どんな車でもある程度の身長までは対応しているがさすがに小さい子供が運転出来るようには作られていない。
セナが落胆していたその時外から声が聞こえた。
「セナ?凄い音がしてるけどどうしたの―― って何これ!?」
俺の転生後の母―― セリーヌだ。
ちなみに俺の名前は前世と同じセナである。理由は不明だが神様が何かしたのだろうか?
セリーヌはスーパーカーとそれに乗ってる俺を見て
「え!?これ、何かの魔道具?セナ、どこから持ってきたの!?」
しまった。両親や同族のみんなにスーパーカーの説明をどうするか全く考えていなかった。
頭が真っ白になってしまったセナは
「庭であそんでたらいきなりめのまえが光ってそしたらこのカッコいいモノが出てきて、なんかよくわからないけどかっこよかったからのってみてボタンみたいなの押したらぶおおおおんてなって足が届かなくてくぁwせdrftgyふじこlp」
「ちょっ、ちょっと落ち着きなさいセナ!わかったからとりあえず降りてきなさい!」
そう言われてスーパーカーを降りるとセリーヌに抱きかかえられる。
「ケガは無い?…大丈夫そうね。

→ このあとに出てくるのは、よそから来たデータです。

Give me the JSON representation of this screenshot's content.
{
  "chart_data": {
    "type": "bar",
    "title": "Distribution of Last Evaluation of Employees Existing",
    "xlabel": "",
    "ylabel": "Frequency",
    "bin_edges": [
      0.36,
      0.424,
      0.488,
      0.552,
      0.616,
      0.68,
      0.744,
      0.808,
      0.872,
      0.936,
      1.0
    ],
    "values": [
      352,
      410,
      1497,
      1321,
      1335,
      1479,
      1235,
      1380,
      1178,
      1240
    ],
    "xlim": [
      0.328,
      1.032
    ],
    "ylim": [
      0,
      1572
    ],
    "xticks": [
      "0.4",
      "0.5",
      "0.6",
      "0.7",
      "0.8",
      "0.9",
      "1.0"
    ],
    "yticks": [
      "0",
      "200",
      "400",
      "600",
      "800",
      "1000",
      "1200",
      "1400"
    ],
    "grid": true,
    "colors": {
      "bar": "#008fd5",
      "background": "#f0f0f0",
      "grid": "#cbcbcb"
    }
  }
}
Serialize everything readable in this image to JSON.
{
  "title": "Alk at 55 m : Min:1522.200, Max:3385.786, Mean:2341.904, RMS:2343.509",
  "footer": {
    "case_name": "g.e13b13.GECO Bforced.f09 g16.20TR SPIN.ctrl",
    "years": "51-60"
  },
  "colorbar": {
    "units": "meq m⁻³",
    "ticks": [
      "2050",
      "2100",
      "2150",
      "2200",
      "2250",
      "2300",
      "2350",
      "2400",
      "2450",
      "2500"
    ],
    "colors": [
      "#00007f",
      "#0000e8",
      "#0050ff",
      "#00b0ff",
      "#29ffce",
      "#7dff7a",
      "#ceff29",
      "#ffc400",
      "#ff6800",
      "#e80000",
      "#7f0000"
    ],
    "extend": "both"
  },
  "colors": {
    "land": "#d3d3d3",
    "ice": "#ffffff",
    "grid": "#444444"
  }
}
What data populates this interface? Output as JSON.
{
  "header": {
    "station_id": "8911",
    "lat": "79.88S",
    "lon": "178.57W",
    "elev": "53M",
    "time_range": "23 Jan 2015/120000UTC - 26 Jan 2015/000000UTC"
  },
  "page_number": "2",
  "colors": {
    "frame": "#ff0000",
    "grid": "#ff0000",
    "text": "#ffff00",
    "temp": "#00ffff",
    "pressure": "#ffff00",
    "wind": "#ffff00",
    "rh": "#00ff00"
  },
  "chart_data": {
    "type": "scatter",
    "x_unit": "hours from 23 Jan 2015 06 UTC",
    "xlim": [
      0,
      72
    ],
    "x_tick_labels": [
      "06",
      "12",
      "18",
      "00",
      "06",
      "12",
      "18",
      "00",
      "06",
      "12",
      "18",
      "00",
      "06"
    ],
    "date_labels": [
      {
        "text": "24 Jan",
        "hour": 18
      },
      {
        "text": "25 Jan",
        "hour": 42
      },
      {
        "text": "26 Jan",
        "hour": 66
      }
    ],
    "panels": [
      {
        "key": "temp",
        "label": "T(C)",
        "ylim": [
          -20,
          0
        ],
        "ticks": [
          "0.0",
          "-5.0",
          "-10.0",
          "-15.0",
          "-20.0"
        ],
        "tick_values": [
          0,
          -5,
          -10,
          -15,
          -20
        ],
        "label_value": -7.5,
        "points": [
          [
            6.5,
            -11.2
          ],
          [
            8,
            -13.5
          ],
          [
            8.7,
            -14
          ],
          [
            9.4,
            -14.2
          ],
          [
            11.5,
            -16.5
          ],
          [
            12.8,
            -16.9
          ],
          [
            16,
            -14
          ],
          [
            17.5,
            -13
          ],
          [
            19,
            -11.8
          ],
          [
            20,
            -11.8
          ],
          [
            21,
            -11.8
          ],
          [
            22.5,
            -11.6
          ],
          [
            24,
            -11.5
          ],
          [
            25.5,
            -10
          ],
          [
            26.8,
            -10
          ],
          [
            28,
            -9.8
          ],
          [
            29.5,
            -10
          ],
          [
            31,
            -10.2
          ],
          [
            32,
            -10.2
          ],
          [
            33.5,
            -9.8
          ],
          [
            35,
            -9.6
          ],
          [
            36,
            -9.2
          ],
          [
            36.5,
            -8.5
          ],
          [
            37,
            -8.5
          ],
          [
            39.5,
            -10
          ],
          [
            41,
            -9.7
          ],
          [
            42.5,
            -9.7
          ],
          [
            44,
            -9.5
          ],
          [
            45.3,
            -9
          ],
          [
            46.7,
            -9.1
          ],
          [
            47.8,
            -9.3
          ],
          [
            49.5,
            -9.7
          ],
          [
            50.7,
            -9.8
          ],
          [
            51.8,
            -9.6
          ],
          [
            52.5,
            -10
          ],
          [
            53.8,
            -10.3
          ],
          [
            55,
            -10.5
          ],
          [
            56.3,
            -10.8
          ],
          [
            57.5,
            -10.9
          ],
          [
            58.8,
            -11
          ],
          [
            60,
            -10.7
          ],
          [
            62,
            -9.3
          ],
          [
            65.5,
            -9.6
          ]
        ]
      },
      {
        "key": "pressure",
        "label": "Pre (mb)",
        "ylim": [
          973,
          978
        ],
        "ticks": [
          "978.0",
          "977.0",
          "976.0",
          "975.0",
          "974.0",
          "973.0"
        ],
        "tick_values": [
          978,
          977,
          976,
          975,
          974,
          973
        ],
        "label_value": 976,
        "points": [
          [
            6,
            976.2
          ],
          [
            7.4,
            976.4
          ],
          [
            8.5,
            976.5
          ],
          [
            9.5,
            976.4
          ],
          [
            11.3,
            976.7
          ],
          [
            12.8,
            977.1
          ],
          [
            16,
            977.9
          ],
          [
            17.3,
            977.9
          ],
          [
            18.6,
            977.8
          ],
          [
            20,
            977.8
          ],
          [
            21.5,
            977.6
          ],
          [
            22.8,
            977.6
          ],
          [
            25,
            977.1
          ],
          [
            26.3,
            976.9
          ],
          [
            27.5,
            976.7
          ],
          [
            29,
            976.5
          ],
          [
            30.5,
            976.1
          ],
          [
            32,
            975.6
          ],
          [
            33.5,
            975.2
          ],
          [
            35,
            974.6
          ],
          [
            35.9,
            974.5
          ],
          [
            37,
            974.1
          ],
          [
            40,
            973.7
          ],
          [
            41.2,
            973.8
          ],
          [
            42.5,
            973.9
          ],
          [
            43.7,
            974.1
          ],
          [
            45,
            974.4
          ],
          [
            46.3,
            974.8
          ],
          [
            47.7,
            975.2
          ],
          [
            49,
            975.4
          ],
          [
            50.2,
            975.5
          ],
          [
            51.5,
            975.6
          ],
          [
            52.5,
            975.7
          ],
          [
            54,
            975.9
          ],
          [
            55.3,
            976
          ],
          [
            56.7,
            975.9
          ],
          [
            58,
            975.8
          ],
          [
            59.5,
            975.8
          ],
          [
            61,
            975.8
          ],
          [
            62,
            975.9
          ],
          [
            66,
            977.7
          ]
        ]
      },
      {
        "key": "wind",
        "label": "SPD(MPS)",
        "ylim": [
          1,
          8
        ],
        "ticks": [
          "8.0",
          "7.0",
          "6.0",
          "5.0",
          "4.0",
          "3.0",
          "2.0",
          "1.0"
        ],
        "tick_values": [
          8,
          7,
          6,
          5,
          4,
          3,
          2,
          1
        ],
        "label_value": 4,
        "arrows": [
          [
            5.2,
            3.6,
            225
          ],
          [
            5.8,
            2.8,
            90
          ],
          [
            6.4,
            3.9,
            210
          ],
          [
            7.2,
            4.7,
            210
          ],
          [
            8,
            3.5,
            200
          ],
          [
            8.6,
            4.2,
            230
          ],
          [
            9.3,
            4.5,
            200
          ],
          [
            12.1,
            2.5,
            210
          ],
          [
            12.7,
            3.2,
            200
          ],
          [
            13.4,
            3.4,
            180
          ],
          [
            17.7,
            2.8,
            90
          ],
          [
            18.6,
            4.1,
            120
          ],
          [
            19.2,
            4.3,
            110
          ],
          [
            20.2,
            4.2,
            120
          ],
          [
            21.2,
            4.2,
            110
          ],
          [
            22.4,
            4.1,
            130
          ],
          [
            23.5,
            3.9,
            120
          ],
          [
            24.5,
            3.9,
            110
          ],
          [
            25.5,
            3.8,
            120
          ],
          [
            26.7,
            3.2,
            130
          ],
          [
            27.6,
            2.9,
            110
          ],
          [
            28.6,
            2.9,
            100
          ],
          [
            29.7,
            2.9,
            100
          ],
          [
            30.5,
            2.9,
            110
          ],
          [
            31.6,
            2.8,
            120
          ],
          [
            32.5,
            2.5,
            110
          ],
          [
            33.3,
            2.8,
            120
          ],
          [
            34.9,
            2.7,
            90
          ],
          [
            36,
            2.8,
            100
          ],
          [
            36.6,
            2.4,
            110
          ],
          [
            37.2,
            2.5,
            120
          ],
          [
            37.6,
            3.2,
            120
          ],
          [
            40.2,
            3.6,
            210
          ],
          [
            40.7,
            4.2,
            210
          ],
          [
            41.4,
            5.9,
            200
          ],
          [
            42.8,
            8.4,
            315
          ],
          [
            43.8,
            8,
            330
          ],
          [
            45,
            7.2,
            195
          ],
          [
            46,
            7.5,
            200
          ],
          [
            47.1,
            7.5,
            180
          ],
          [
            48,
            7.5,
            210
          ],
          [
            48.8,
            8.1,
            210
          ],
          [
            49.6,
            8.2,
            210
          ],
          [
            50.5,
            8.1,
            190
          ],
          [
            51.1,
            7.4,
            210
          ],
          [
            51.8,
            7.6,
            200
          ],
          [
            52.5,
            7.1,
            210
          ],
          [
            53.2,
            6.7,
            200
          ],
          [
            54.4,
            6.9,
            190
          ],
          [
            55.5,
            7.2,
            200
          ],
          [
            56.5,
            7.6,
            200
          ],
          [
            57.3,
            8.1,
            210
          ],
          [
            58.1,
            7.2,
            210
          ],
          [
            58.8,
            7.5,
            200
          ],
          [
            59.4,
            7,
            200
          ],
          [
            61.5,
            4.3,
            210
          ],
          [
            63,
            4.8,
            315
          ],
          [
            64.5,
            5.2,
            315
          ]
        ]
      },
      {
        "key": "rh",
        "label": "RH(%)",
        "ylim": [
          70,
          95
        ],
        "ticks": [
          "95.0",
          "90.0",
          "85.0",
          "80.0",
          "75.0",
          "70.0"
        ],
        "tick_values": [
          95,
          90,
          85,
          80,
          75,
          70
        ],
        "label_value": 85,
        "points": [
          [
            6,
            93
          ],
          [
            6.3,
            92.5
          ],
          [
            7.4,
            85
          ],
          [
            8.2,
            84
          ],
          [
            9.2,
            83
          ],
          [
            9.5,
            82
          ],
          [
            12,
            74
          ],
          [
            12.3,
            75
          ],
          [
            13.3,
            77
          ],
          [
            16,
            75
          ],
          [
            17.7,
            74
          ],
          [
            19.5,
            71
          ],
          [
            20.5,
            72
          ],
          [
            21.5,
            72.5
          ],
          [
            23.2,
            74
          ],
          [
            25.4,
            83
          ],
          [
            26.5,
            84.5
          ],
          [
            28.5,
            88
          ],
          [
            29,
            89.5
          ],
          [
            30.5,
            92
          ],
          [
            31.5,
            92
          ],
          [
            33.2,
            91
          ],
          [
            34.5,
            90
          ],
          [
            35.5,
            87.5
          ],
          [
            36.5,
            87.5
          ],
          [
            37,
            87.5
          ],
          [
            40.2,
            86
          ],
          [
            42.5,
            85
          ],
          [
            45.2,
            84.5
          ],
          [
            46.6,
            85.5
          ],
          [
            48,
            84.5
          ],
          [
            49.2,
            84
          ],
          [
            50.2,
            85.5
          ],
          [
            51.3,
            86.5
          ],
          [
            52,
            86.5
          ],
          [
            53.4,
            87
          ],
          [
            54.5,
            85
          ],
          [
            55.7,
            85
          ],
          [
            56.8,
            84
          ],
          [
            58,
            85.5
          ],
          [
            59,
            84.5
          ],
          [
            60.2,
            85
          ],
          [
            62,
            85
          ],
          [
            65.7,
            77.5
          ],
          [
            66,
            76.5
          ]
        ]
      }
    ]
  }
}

それにしてもこれ、一体なんなのかしら?」
「さ、さぁ?なんだろうね?でもすごくかっこよくない?」
「かっこいいかは置いといてこれどうしましょう…。お父さんにも聞いてみないと」
そういうとセリーヌは手に風を纏い耳にあてて話し始めた。
簡単に言うと魔法の電話みたいな感じだね。
セリーヌは会話を終えてから言った。
「今からお父さんにも来てもらうからお母さんと家の中で待っていましょうね」
「う、うん」
さて、スーパーカーが無事に届いたまではいいが両親になんと説得しよう。
セナは母の腕の中でガックリと項垂れながら家に入った。